Most people think their exhaustion, anxiety, and quiet dissatisfaction are personal failures.
They think they’re unmotivated. Lazy. Bad at time management. Not ambitious enough. Not disciplined enough.
They’re wrong.
What they’re experiencing is the emotional side effect of a macroeconomic system that quietly rewired how life is lived.
From Living Systems to Economic Units
Keynesian economics was designed to stabilize economies, not to create meaningful lives. Its core assumption is simple:
constant consumption + constant growth = stability.
To make that work, human beings must behave in very specific ways:
- Spend regularly
- Work continuously
- Stay employed
- Stay productive
- Stay dependent on income
Over time, this turns people from autonomous beings into economic units whose primary purpose is to keep money circulating.
Your job is no longer a contribution.
It’s a mechanism.
Your time is no longer yours.
It’s a lever in a system.
The Invention of Permanent Urgency
One of the most damaging side effects of this system is permanent urgency.
Inflation ensures that standing still means falling behind.
Debt ensures that opting out feels impossible.
Asset inflation ensures that basic security always feels one step away.
This creates a psychological environment where:
- Rest feels irresponsible
- Slowness feels dangerous
- Reflection feels unproductive
- Contentment feels suspicious
Joy requires stillness.
Meaning requires time.
Keynesian systems erase both.
Why Nothing Ever Feels “Enough”
Even when people “succeed” under this system, something feels off.
The house is bigger.
The salary is higher.
The lifestyle looks better.
Yet satisfaction is fleeting.
That’s not a personal flaw — it’s structural.
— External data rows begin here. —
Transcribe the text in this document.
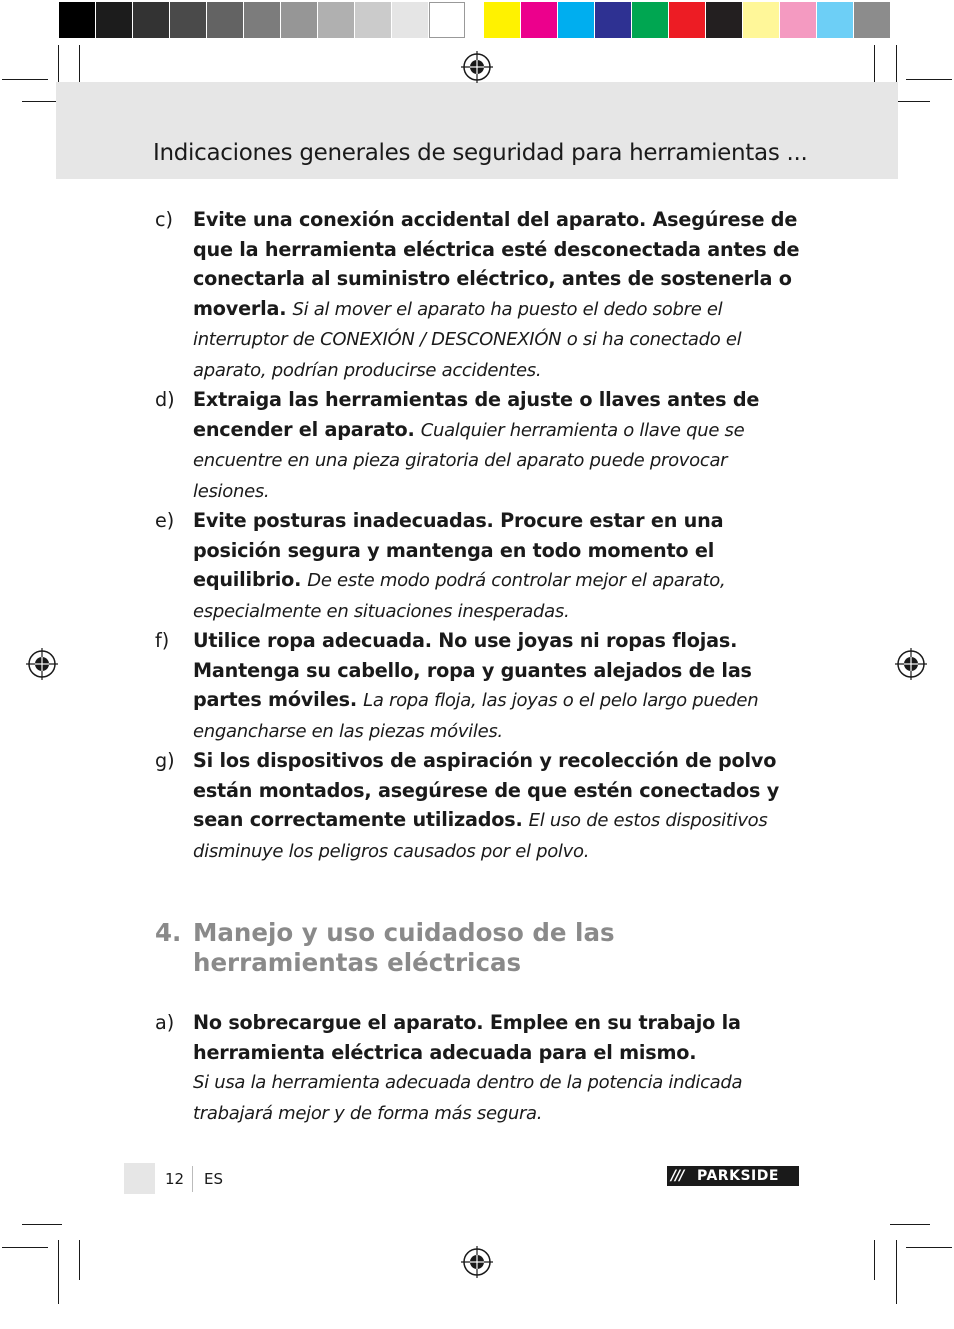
Indicaciones generales de seguridad para herramientas ...
c)	Evite una conexión accidental del aparato. Asegúrese de que la herramienta eléctrica esté desconectada antes de conectarla al suministro eléctrico, antes de sostenerla o moverla. Si al mover el aparato ha puesto el dedo sobre el interruptor de CONEXIÓN / DESCONEXIÓN o si ha conectado el aparato, podrían producirse accidentes.
d) Extraiga las herramientas de ajuste o llaves antes de encender el aparato. Cualquier herramienta o llave que se encuentre en una pieza giratoria del aparato puede provocar lesiones.
e) Evite posturas inadecuadas. Procure estar en una posición segura y mantenga en todo momento el equilibrio. De este modo podrá controlar mejor el aparato, especialmente en situaciones inesperadas.
f)	Utilice ropa adecuada. No use joyas ni ropas flojas. Mantenga su cabello, ropa y guantes alejados de las partes móviles. La ropa floja, las joyas o el pelo largo pueden engancharse en las piezas móviles.
g) Si los dispositivos de aspiración y recolección de polvo están montados, asegúrese de que estén conectados y sean correctamente utilizados. El uso de estos dispositivos disminuye los peligros causados por el polvo.
4. Manejo y uso cuidadoso de las
herramientas eléctricas
a) No sobrecargue el aparato. Emplee en su trabajo la herramienta eléctrica adecuada para el mismo.
Si usa la herramienta adecuada dentro de la potencia indicada trabajará mejor y de forma más segura.
12 ES	/// PARKSIDE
A system built on continuous growth cannot allow lasting fulfillment, because fulfillment reduces consumption. A content human is economically inefficient.
So desire must be constantly refreshed:
- New goals
- New fears
- New benchmarks
- New comparisons
The finish line keeps moving because it has to.
Meaning Cannot Survive Infinite Growth Logic
Meaning comes from:
- Craft
- Autonomy
- Mastery
- Belonging
- Purpose beyond survival
Keynesian logic doesn’t optimize for any of these. It optimizes for:
- GDP
- Employment figures
- Consumer spending
- Market confidence
If meaning emerges, it’s accidental.
Over time, this creates a strange contradiction:
Humanity has more comfort than ever, yet less peace.
More convenience, yet less clarity.
More options, yet less agency.
The Quiet Theft of Life
Perhaps the most damaging aspect isn’t economic — it’s existential.
Life gets postponed.
“I’ll enjoy life after…”
“I’ll slow down once…”
“I’ll live properly when…”
But the system never reaches equilibrium.
There is no “after.”
There is only maintenance.
People don’t realize they’re trading their most alive years not for survival — but for system stability.
Seeing the System Breaks the Spell
This worldview chapter isn’t about proposing an alternative economic model.
It’s about seeing clearly.
Once you recognize that:
- Your exhaustion is systemic
- Your dissatisfaction is rational
- Your longing for something simpler is sane
The shame dissolves.
You stop asking, “What’s wrong with me?”
And start asking, “What kind of system requires this from everyone?”
That question is dangerous — in the best possible way.
Because once the spell breaks, autopilot ends.
And conscious living becomes possible again.